High chargeback rates, regulatory scrutiny, and industry reputation can land your business in the “high-risk” category when you apply for a merchant account. Find out which factors matter most to payment providers—and how to position your business to overcome them.
Episode Transcript
Hey everyone, and welcome to High Risk Merchant Accounts 101, brought to you by SoarPay!
Today, we’re diving into a foundational topic: why some businesses are considered “high risk” in the eyes of credit card processors and banks. If you’ve ever been denied a merchant account or hit with higher fees, understanding this classification is key.

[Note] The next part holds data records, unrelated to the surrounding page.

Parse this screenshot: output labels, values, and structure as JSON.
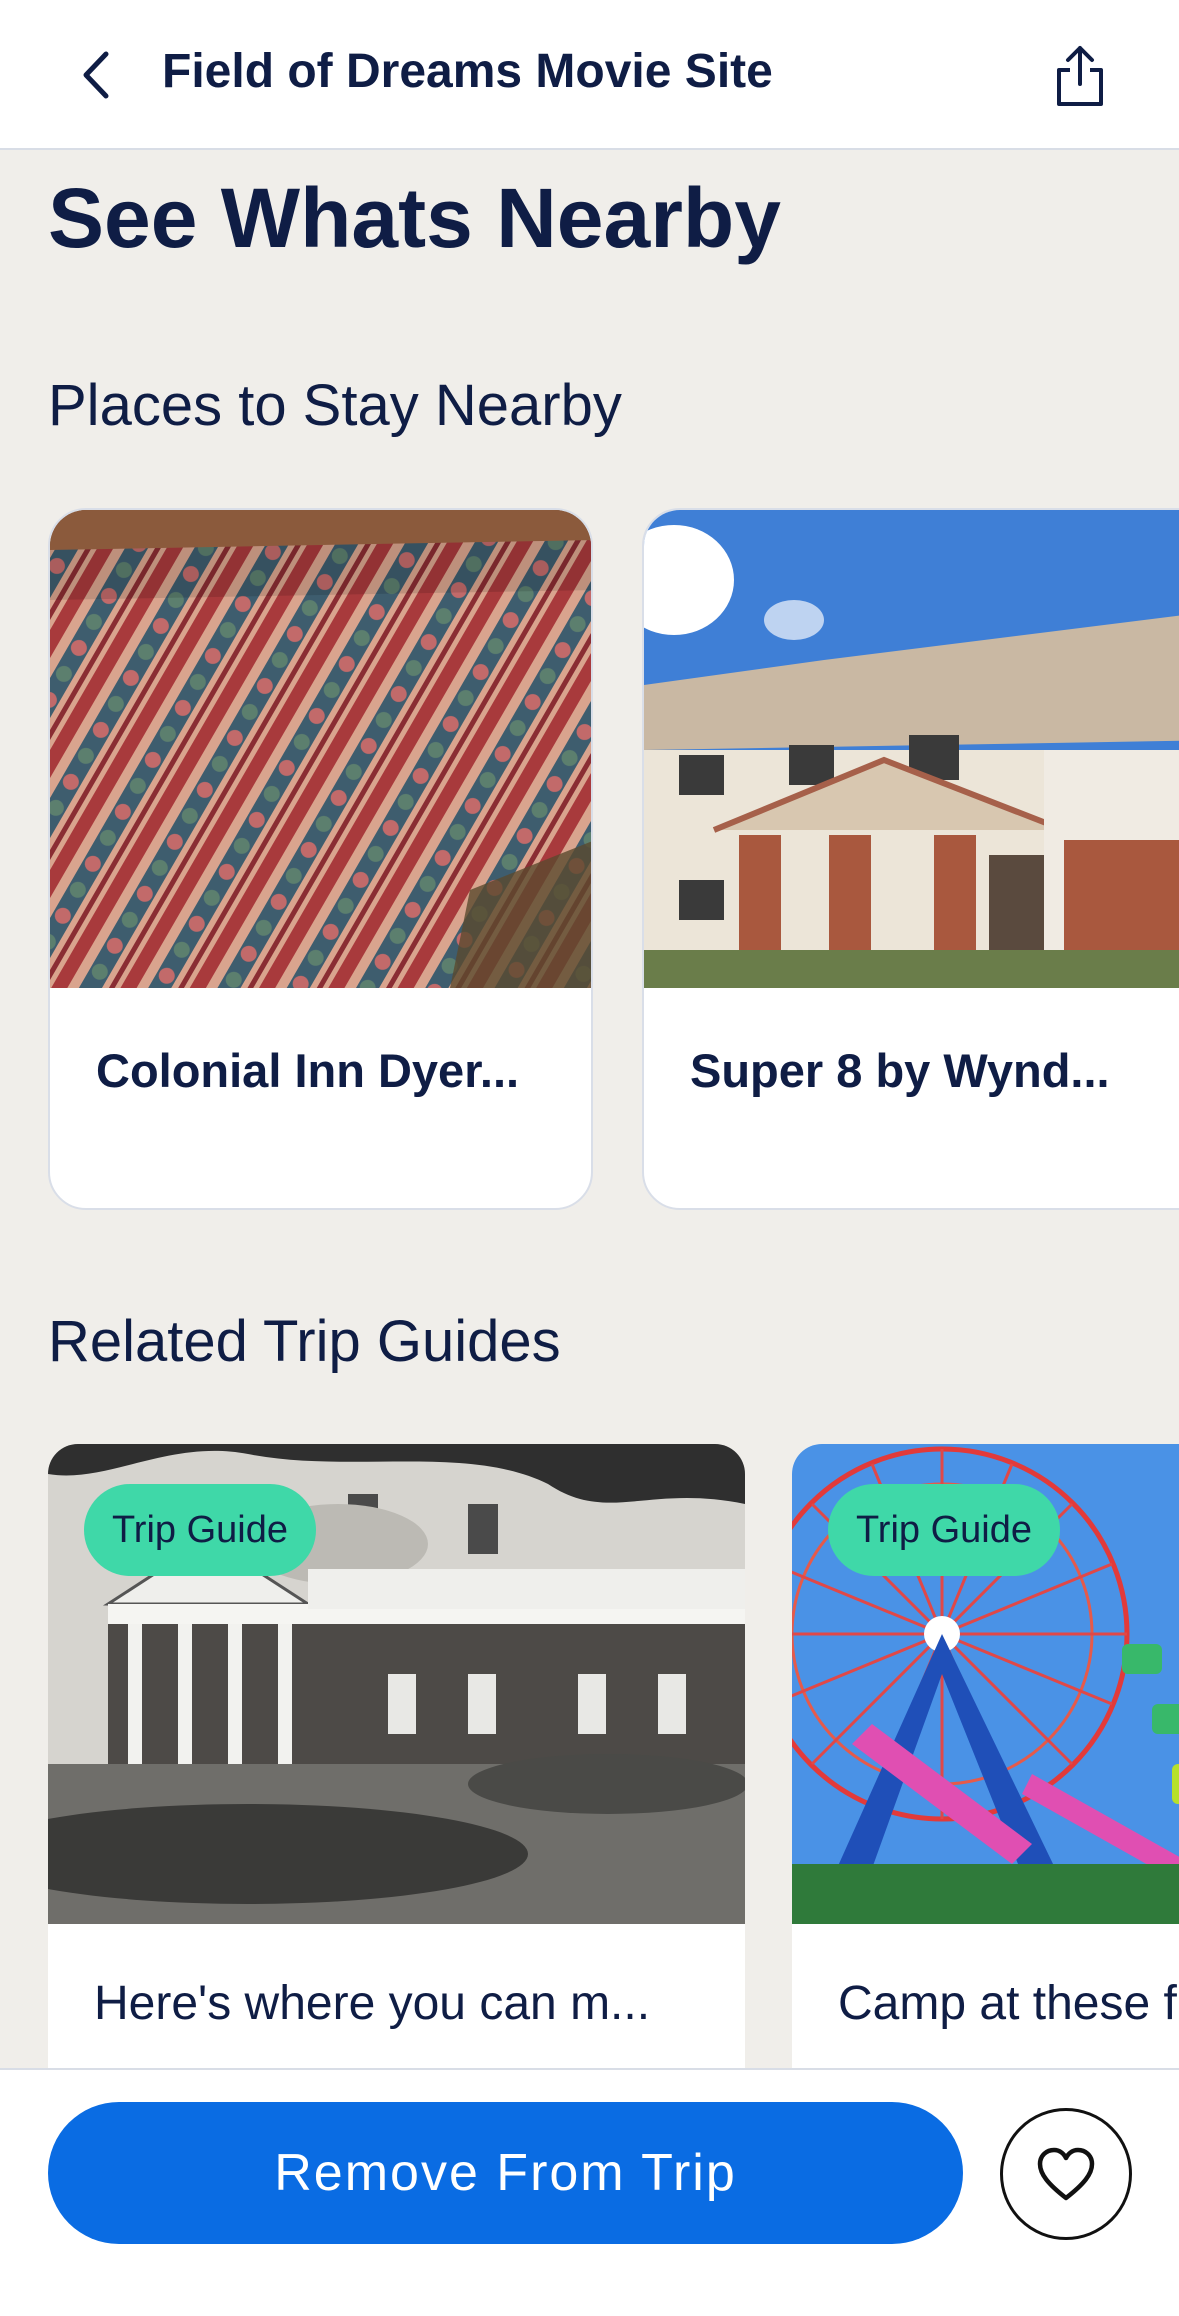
{
  "header": {
    "title": "Field of Dreams Movie Site",
    "back_icon": "chevron-left-icon",
    "share_icon": "share-icon"
  },
  "page": {
    "title": "See Whats Nearby"
  },
  "stay": {
    "section_title": "Places to Stay Nearby",
    "items": [
      {
        "label": "Colonial Inn Dyer..."
      },
      {
        "label": "Super 8 by Wynd..."
      }
    ]
  },
  "guides": {
    "section_title": "Related Trip Guides",
    "items": [
      {
        "badge": "Trip Guide",
        "label": "Here's where you can m..."
      },
      {
        "badge": "Trip Guide",
        "label": "Camp at these f"
      }
    ]
  },
  "actions": {
    "remove_label": "Remove From Trip",
    "favorite_icon": "heart-icon"
  },
  "colors": {
    "primary": "#0a6ce3",
    "badge": "#3fd8a8",
    "text": "#0f1d45",
    "background": "#f0eeea"
  }
}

Let’s start with chargebacks. One of the biggest reasons a business might be labeled high risk is a high rate of chargebacks. A chargeback happens when a customer disputes a transaction and asks their bank to reverse it. Too many chargebacks signal to processors that a business might be struggling with customer satisfaction, fraud, or fulfillment issues. This creates financial exposure for the processor—so they’ll often flag those businesses as high risk.
Next is industry type. Some industries are simply more prone to risk than others. For example, businesses in sectors like travel, nutraceuticals, firearms, and subscription services are often placed in high-risk categories. That’s not because they’re doing anything wrong—it’s just that these industries historically deal with more disputes, regulatory scrutiny, or unpredictable revenue cycles. Even if your business runs smoothly, being part of a high-risk category means processors approach you with added caution.
Regulatory concerns also play a major role. If your business operates in a space with evolving laws or strict compliance requirements, like selling health supplements or firearms, processors may see that as an added risk. They worry that a sudden change in regulations could affect your ability to operate—or their ability to recover funds.
There’s also the issue of business stability. Startups, international merchants, and companies with poor credit or limited processing history can be labeled high risk simply because they don’t yet have a proven track record. From the processor’s point of view, the less predictable your operations and revenue are, the higher the potential risk.
So what does this all mean? If your business falls into one or more of these categories, it doesn’t mean you’re running a bad business. It just means you need the right payment partner—one that understands your industry, knows how to manage risk, and can provide reliable processing solutions built for your specific needs.